Регионам, как правило, необходимо самим определяться с возможностями реализации таких проектов. Далеко не всегда федеральные органы должны полностью обеспечивать этот процесс. С другой стороны, федеральные центры могут активнее помогать регионам с более реалистичной оценкой потребностей региона в лучевой терапии, с определением будущих возможных потоков пациентов, с выбором технологий, которые завтра будут наиболее востребованы. Все это позволяет формировать оптимальные конфигурации таких центров — и онкологических, и радиотерапевтических.

— Есть ли кадровый дефицит радиотерапевтов на сегодняшний день?

— Большого дефицита радиотерапевтов у нас в стране нет. У нас есть большой дефицит так называемых радиоционных технологов — среднего медицинского персонала, который принимает самое непосредственное участие в реализации лучевой терапии. А количество радиотерапевтов у нас близко к оптимальному и не очень сильно отличается от развитых европейских стран.

— Какие меры профилактики рака должен знать каждый?


— Первое то, что сегодня мы называем здоровым образом жизни. Никуда не деться от банальностей и никуда не деться от рекомендации не курить, употреблять алкоголь в очень умеренных дозах, не злоупотребляя этим. Не злоупотреблять жирной и некачестванной пищей, в том числе фаст-фудами. Заниматься спортом, давать организму физические нагрузки, тренировать свой мозг с возрастом, заставляя его работать, это бывает очень важно. Это способствует сохранению хорошего эмоционального статуса, соответственно, может уберечь нас, по крайней мере, от целого ряда негативных процессов в том числе опухолевых.
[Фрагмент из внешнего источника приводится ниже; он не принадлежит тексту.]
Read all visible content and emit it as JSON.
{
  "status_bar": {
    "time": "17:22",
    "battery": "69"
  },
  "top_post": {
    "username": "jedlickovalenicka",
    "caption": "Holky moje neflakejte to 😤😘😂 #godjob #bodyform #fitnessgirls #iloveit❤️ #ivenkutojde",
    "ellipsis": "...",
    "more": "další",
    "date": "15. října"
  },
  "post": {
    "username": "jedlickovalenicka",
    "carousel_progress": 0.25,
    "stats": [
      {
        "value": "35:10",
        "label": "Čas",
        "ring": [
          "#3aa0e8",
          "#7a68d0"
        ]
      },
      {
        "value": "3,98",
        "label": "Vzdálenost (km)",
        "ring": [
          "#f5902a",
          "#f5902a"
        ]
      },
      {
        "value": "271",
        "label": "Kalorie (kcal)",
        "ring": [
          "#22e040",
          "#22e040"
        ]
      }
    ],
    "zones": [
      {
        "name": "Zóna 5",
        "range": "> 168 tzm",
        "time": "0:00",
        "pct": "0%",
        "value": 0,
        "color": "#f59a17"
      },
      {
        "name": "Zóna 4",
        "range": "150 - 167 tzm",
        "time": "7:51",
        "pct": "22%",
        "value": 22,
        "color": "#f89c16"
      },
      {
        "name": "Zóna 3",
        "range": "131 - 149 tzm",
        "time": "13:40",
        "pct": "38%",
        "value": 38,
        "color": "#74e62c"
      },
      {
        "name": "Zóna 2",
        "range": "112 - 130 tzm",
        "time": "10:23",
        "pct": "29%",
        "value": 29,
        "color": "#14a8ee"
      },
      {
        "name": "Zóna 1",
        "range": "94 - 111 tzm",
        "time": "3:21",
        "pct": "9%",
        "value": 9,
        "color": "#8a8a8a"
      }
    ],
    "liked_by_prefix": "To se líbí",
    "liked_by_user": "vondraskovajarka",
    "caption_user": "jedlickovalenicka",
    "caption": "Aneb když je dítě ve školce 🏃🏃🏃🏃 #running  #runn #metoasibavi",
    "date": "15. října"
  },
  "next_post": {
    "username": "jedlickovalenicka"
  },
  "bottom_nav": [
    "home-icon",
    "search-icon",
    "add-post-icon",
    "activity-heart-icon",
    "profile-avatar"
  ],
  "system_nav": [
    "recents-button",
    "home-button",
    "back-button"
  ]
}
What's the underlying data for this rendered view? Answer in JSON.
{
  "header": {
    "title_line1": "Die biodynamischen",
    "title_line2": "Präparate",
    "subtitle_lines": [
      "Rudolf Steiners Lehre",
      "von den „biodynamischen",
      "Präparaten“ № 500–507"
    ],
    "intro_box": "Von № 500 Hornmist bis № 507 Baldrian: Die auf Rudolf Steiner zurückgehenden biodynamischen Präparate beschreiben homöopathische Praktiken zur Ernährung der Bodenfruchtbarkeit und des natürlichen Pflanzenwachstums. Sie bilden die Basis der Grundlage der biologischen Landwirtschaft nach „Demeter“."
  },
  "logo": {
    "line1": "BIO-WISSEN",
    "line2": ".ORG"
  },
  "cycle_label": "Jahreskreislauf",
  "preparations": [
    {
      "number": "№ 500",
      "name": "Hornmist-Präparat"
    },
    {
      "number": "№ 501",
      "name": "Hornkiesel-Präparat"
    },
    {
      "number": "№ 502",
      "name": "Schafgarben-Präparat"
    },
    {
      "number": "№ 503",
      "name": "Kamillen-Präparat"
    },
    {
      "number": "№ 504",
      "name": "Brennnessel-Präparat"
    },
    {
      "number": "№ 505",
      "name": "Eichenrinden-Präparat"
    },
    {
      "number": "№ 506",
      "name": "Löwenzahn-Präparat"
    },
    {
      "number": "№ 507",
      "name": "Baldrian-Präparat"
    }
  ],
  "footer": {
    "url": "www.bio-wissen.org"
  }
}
Обязательны профилактические осмотры. Восстановление этой практики на государственном уровне — непременное условие раннего выявления многих новообразований. В последующем, может быть, стоит подумать в числе прочего и о более жестких мерах в отношении людей, которые не соблюдают режимы наблюдения, подвергая свой организм опасности более позднего выявления заболеваний. Среди таких мер может рассматриваться, например, полное или частичное лишение медицинской страховки. Мы не были бы новаторами в этом смысле. В целом ряде стран существуют подобные механизмы, заставляющие человека внимательнее относиться к собственному здоровью. Я не хочу сейчас сказать, что эти мероприятия всегда будут обеспечивать спокойствие, но тем не менее никому пока не удалось оспорить правило: рано выявленный опухолевый процесс лечится лучше.